Saga: Choreography vs Orchestration
Section titled “Saga: Choreography vs Orchestration”Sagas manage distributed transactions across services without two-phase commit.
| Choreography | Orchestration | |
|---|---|---|
| How it works | Each service reacts to events and emits new ones | A central coordinator tells each service what to do |
| Coupling | Low — services only know their own events | Higher — coordinator knows the full flow |
| Observability | Hard — flow is implicit across services | Easy — flow is explicit in one place |
| Failure handling | Compensating events per service | Coordinator handles rollback logic |
| Best for | Simple, stable workflows | Complex, long-running, or frequently-changing flows |
Delivery Semantics
Section titled “Delivery Semantics”| Semantic | Guarantee | Cost | Use Case |
|---|---|---|---|
| At-most-once | May lose messages | Cheapest — fire and forget | Metrics, telemetry where loss is acceptable |
| At-least-once | No message loss; duplicates possible | Moderate — requires retry logic | Most production systems; pair with idempotent consumers |
| Exactly-once | No loss, no duplicates | Expensive — distributed coordination | Financial transactions, billing (verify broker support) |
Kafka vs Azure Service Bus
Section titled “Kafka vs Azure Service Bus”| Apache Kafka | Azure Service Bus | |
|---|---|---|
| Model | Distributed log (pull) | Message broker (push/pull) |
| Retention | Configurable — messages persist after consumption | Deleted after consumption (or DLQ) |
| Replay | ✅ Built-in — rewind consumer offset | ❌ Not supported |
| Ordering | Per-partition only | Per session (with sessions enabled) |
| Throughput | Millions of msgs/sec | Thousands of msgs/sec |
| Delivery | At-least-once; exactly-once within cluster | At-least-once; deduplicated window available |
| Dead-letter | Manual (separate topic) | ✅ Built-in DLQ per queue/topic |
| Best for | Event streaming, log aggregation, replay scenarios | Workflow integration, enterprise messaging, Azure-native apps |
Eventual Consistency
Section titled “Eventual Consistency”In distributed systems, writes propagate asynchronously — there’s a window where different nodes see different data.
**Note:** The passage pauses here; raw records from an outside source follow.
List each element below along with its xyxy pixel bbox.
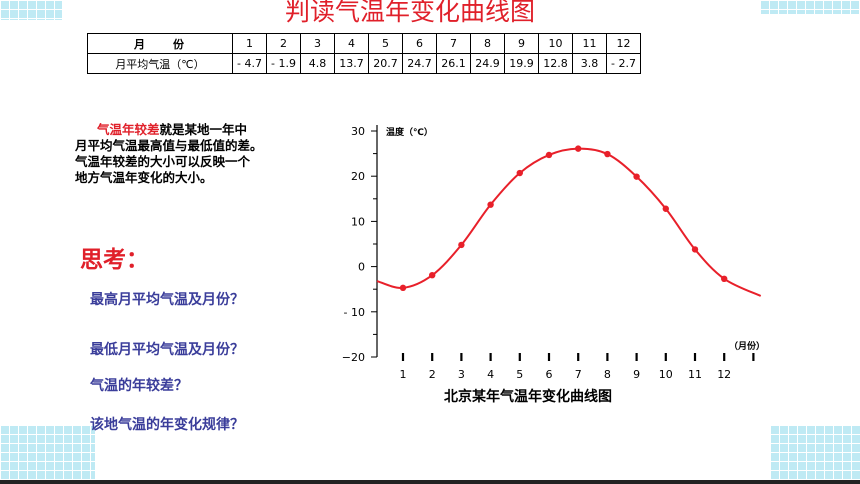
- table-cell: 3.8: [572, 53, 607, 74]
- corner-decoration-top-right: [760, 0, 860, 14]
- corner-decoration-bottom-right: [770, 425, 860, 484]
- think-heading: 思考：: [80, 247, 149, 273]
- data-point: [399, 284, 407, 292]
- table-cell: 26.1: [436, 53, 471, 74]
- data-point: [691, 246, 699, 253]
- y-tick-label: 30: [351, 125, 365, 138]
- data-point: [458, 241, 465, 249]
- table-cell: 6: [402, 33, 437, 54]
- chart-title: 北京某年气温年变化曲线图: [444, 389, 612, 405]
- question-3: 气温的年较差？: [90, 378, 188, 394]
- x-tick-label: 12: [717, 368, 731, 381]
- table-cell: 2: [266, 33, 301, 54]
- data-point: [575, 145, 582, 152]
- x-tick-label: 6: [546, 368, 553, 381]
- table-cell: - 4.7: [232, 53, 267, 74]
- definition-line-2: 月平均气温最高值与最低值的差。: [75, 138, 263, 153]
- data-point: [545, 151, 553, 159]
- table-header-month: 月 份: [87, 33, 233, 54]
- y-tick-label: 20: [351, 170, 365, 183]
- x-tick-label: 2: [429, 368, 436, 381]
- y-axis-label: 温度（℃）: [386, 126, 433, 138]
- table-cell: 4.8: [300, 53, 335, 74]
- table-cell: 1: [232, 33, 267, 54]
- table-cell: 5: [368, 33, 403, 54]
- data-point: [516, 169, 523, 177]
- table-header-temp: 月平均气温（℃）: [87, 53, 233, 74]
- x-tick-label: 11: [688, 368, 702, 381]
- question-4: 该地气温的年变化规律？: [90, 417, 244, 433]
- y-tick-label: −20: [342, 351, 365, 364]
- table-cell: 10: [538, 33, 573, 54]
- temperature-table: 月 份 1 2 3 4 5 6 7 8 9 10 11 12 月平均气温（℃） …: [87, 33, 641, 74]
- x-tick-label: 10: [659, 368, 673, 381]
- x-tick-label: 5: [516, 368, 523, 381]
- table-cell: 24.9: [470, 53, 505, 74]
- x-tick-label: 9: [633, 368, 640, 381]
- table-cell: 8: [470, 33, 505, 54]
- definition-line-1-rest: 就是某地一年中: [159, 122, 248, 137]
- x-axis-label: （月份）: [729, 340, 765, 352]
- question-2: 最低月平均气温及月份？: [90, 342, 244, 358]
- corner-decoration-top-left: [0, 0, 62, 20]
- data-point: [662, 205, 669, 212]
- page-title: 判读气温年变化曲线图: [284, 0, 535, 26]
- table-cell: 13.7: [334, 53, 369, 74]
- data-point: [487, 201, 494, 208]
- table-row-temps: 月平均气温（℃） - 4.7 - 1.9 4.8 13.7 20.7 24.7 …: [87, 53, 641, 74]
- x-tick-label: 8: [604, 368, 611, 381]
- definition-line-1: 气温年较差就是某地一年中: [75, 122, 340, 138]
- x-tick-label: 1: [400, 368, 407, 381]
- table-cell: - 1.9: [266, 53, 301, 74]
- data-point: [604, 150, 611, 158]
- question-1: 最高月平均气温及月份？: [90, 292, 244, 308]
- y-tick-label: 0: [358, 261, 365, 274]
- definition-line-4: 地方气温年变化的大小。: [75, 170, 213, 185]
- chart-series: [376, 145, 762, 297]
- table-cell: - 2.7: [606, 53, 641, 74]
- table-cell: 20.7: [368, 53, 403, 74]
- table-cell: 3: [300, 33, 335, 54]
- definition-line-3: 气温年较差的大小可以反映一个: [75, 154, 251, 169]
- y-tick-label: 10: [351, 215, 365, 228]
- table-cell: 19.9: [504, 53, 539, 74]
- table-cell: 11: [572, 33, 607, 54]
- y-tick-label: - 10: [344, 306, 365, 319]
- table-cell: 9: [504, 33, 539, 54]
- table-cell: 7: [436, 33, 471, 54]
- x-tick-label: 3: [458, 368, 465, 381]
- corner-decoration-bottom-left: [0, 425, 95, 484]
- bottom-border-line: [0, 480, 860, 484]
- x-tick-label: 4: [487, 368, 494, 381]
- table-cell: 12.8: [538, 53, 573, 74]
- data-point: [429, 271, 436, 279]
- data-point: [721, 275, 728, 283]
- table-row-months: 月 份 1 2 3 4 5 6 7 8 9 10 11 12: [87, 33, 641, 54]
- table-cell: 4: [334, 33, 369, 54]
- table-cell: 12: [606, 33, 641, 54]
- x-tick-label: 7: [575, 368, 582, 381]
- data-point: [633, 173, 640, 180]
- table-cell: 24.7: [402, 53, 437, 74]
- definition-text: 气温年较差就是某地一年中 月平均气温最高值与最低值的差。 气温年较差的大小可以反…: [75, 122, 340, 186]
- definition-highlight: 气温年较差: [97, 122, 160, 137]
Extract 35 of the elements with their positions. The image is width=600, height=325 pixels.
That’s the trade-off you accept for availability and partition tolerance (CAP theorem).
How to handle it:
- Idempotent consumers — Process the same message twice safely; use unique event IDs.
- Outbox pattern — Write to DB and event log atomically; avoids dual-write inconsistency.
- Saga compensations — If a downstream step fails, emit compensating events to undo prior steps.
- Read-your-writes consistency — Route reads to the write replica briefly after a mutation if stale reads are unacceptable.
Dead-Letter Queues & Poison Messages
Section titled “Dead-Letter Queues & Poison Messages”A dead-letter queue (DLQ) is where messages go when they can’t be processed — after max retries, on deserialization failure, or when they expire.
A poison message is one that causes the consumer to crash or loop repeatedly. Without a DLQ, it blocks the whole queue.
Key practices:
- Always configure a DLQ — never let a broker silently drop failed messages.
- Alert on DLQ depth; a growing DLQ is a canary for schema or logic bugs.
- Include original metadata (error reason, retry count) in the DLQ message for debugging.
Common Gotchas
Section titled “Common Gotchas”- Confusing Event Sourcing with event-driven — They often coexist but are independent concepts. Interviewers use this to separate practitioners from readers.
- Choreography spaghetti — With enough services, choreography produces invisible workflows. No single place shows the full business process.
- Schema evolution breaks consumers — Adding a required field or renaming a property can silently break downstream consumers. Use schema registries (Confluent Schema Registry, Azure Schema Registry) and favour additive changes.
- Kafka ordering is per-partition — Globally ordered processing requires a single partition, which kills parallelism. Design partition keys carefully.
- Exactly-once is harder than it sounds — Broker-level exactly-once doesn’t cover your database writes. You still need idempotent consumers for true end-to-end guarantees.